En su conferencia semanal, el presidente José Raúl Mulino volvió a encender las alarmas —y, de paso, algunas susceptibilidades— al cuestionar abiertamente el desempeño del sistema bancario panameño frente al movimiento de dinero ilícito. Lo hizo con un tono crítico que no es nuevo, pero que cada vez revela más detalles incómodos: mientras al ciudadano común le exigen justificar hasta el último dólar, grandes sumas provenientes de actividades dudosas parecen deslizarse con sorprendente fluidez por los canales financieros formales.
El contralor Anel Flores reforzó la idea con declaraciones igual de contundentes: funcionarios del gobierno anterior moviendo dinero mediante tarjetas prepagadas, esquemas de leasing y otros mecanismos diseñados, en teoría, para operaciones legítimas. Ambos coinciden en algo: la banca es un protagonista —voluntario o involuntario— en la circulación de fondos que nadie puede explicar con solvencia moral ni contable.
Y aquí es donde surge la contradicción que amerita mirarse con lupa. Porque si los procedimientos bancarios habituales se aplican como corresponde, resulta difícil imaginar cómo un ciudadano con un saldo discreto —digamos, 35 dólares con 35 centavos— podría, de la noche a la mañana, empezar a mover miles o millones sin que se prendan todas las alarmas internas. Los bancos operan con límites estrictos: depósitos pequeños fluyen por cajeros o ventanilla sin contratiempos, pero una operación de un millón de dólares exige presencia física, documentación probatoria, verificación de origen de fondos y la intervención de personal autorizado. No es una sugerencia: es norma.

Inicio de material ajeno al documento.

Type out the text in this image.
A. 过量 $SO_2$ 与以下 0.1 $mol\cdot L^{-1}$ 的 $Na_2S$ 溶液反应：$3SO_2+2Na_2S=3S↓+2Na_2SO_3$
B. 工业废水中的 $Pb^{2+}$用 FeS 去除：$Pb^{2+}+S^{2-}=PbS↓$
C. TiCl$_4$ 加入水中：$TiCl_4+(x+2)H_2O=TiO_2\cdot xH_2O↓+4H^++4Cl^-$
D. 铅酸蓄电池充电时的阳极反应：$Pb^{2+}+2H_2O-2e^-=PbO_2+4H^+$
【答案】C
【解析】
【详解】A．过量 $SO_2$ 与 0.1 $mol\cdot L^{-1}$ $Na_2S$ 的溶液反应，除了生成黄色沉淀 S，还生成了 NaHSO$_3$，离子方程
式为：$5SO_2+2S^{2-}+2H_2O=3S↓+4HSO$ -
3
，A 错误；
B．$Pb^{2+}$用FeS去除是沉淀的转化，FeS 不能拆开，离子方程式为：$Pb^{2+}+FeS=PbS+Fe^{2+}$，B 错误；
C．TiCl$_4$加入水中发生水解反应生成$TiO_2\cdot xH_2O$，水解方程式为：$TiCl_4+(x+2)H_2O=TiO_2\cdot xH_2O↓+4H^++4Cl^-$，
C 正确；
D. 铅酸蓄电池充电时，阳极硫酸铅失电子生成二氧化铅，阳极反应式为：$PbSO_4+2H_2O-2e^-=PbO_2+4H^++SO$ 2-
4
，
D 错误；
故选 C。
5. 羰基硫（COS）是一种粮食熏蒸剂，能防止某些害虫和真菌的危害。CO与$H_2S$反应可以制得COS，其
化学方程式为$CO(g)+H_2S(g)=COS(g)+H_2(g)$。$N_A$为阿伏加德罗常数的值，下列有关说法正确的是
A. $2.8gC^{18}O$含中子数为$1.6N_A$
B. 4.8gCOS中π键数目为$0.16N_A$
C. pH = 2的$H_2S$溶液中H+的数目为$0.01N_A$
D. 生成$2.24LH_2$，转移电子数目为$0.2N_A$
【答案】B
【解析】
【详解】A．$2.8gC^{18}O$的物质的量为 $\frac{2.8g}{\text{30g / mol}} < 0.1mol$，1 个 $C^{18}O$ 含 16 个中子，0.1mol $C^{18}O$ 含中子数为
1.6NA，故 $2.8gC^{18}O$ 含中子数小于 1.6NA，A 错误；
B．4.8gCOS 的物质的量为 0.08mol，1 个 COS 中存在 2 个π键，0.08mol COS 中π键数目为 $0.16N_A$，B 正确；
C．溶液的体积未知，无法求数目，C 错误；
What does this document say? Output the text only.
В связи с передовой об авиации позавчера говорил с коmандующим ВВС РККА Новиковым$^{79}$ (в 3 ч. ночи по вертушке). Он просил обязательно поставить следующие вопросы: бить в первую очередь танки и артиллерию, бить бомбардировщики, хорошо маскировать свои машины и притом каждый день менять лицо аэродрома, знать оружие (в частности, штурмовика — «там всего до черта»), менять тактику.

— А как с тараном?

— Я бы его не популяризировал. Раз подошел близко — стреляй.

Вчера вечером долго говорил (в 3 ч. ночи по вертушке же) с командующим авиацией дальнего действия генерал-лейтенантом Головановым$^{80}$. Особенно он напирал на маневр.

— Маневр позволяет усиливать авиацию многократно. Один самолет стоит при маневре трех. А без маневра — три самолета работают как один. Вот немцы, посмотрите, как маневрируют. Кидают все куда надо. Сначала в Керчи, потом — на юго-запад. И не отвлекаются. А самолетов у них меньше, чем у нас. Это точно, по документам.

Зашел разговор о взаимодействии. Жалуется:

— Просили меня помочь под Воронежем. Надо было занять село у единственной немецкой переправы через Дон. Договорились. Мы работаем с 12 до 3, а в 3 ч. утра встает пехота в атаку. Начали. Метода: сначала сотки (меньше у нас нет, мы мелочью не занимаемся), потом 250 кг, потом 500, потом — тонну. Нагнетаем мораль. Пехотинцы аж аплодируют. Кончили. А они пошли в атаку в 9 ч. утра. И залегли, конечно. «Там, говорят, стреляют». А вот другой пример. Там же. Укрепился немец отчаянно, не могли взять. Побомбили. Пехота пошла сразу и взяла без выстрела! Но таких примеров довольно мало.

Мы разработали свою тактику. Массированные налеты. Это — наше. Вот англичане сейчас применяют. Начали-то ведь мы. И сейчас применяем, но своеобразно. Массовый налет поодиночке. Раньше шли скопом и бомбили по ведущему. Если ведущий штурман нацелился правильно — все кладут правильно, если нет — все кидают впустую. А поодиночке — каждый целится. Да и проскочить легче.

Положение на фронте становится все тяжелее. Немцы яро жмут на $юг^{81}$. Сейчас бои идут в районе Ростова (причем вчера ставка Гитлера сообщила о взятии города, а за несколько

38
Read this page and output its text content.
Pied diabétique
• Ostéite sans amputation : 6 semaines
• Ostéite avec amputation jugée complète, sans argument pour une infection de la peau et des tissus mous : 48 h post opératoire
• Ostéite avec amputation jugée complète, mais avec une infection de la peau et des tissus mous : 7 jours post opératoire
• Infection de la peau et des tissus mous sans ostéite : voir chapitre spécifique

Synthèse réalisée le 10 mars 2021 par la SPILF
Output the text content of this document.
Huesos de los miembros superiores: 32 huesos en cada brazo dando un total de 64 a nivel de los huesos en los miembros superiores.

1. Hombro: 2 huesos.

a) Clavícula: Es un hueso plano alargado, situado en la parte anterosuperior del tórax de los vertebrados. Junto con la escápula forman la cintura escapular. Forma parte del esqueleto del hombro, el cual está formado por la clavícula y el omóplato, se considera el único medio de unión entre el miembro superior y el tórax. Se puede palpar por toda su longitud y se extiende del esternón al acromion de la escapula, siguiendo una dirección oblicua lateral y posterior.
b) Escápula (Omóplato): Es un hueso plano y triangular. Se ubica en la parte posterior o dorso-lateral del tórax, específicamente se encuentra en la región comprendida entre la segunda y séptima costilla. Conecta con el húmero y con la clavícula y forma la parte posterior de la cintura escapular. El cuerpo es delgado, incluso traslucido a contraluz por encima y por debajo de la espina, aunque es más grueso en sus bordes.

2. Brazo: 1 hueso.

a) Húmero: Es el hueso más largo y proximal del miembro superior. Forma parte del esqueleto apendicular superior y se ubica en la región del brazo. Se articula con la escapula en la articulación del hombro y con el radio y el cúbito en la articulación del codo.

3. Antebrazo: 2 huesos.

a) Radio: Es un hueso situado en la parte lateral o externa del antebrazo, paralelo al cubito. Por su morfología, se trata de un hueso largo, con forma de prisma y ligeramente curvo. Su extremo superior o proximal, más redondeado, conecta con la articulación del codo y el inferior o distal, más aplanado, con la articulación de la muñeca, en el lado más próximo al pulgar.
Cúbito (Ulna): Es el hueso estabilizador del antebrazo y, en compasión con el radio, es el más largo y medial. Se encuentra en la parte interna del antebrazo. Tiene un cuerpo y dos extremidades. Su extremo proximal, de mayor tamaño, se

Si ese marco operativo se cumple, entonces la pregunta inevitable es otra: ¿en qué punto del camino se extravió la vigilancia? ¿Fue un oficial de cumplimiento que prefirió no ver? ¿Una entidad que optó por guardar silencio? ¿O, simplemente, un sistema que aprendió a convivir con prácticas que contradicen su propio discurso de rigor?
La anécdota del presidente —un cheque por la venta de un toro que solo pudo cambiar tras presentar tres años de declaraciones de renta— ilustra el contraste. Mientras él debía justificar 1,350 dólares, alguien más movía 38 millones firmando cada cierto tiempo, como si nada. La ironía, por supuesto, no es gratuita.
La Asociación Bancaria de Panamá responde que los bancos “hacen lo imposible” por prevenir el blanqueo y que, en muchos casos, son “víctimas del abuso” de quienes buscan colar dinero sucio en el sistema. Añaden que ningún control es infalible y que la banca no puede convertirse en juez. Tienen razón en la teoría: no les corresponde condenar, pero sí alertar. Y según cifras recientes, la mayoría de los Reportes de Operaciones Sospechosas provienen precisamente de los bancos. Un punto a su favor.
Pero la distancia entre la normativa y lo que parece ocurrir en la práctica sigue siendo demasiado amplia para ignorarla. Porque, aunque la banca asegure que los controles existen, la percepción ciudadana —y ahora también la presidencial— es que no todos transitan por las mismas reglas. Y cuando la sospecha se instala, el sistema entero pierde legitimidad.
La reflexión central, expresada con dureza por el propio Ejecutivo, es que el país no puede darse el lujo de permitir que algunos hagan y otros dejen hacer. No se trata solo de un problema de seguridad o de reputación internacional; se trata de la integridad del sistema financiero que sostiene la vida económica del país.
Si los controles sobran para quienes pagan impuestos y faltan para quienes saquean al Estado, entonces la pregunta final no la hace la ciudadanía, sino la realidad misma: si todo pasa ante las narices del sistema y nadie parece enterarse… ¿quién podrá defendernos?
El autor es administrador industrial.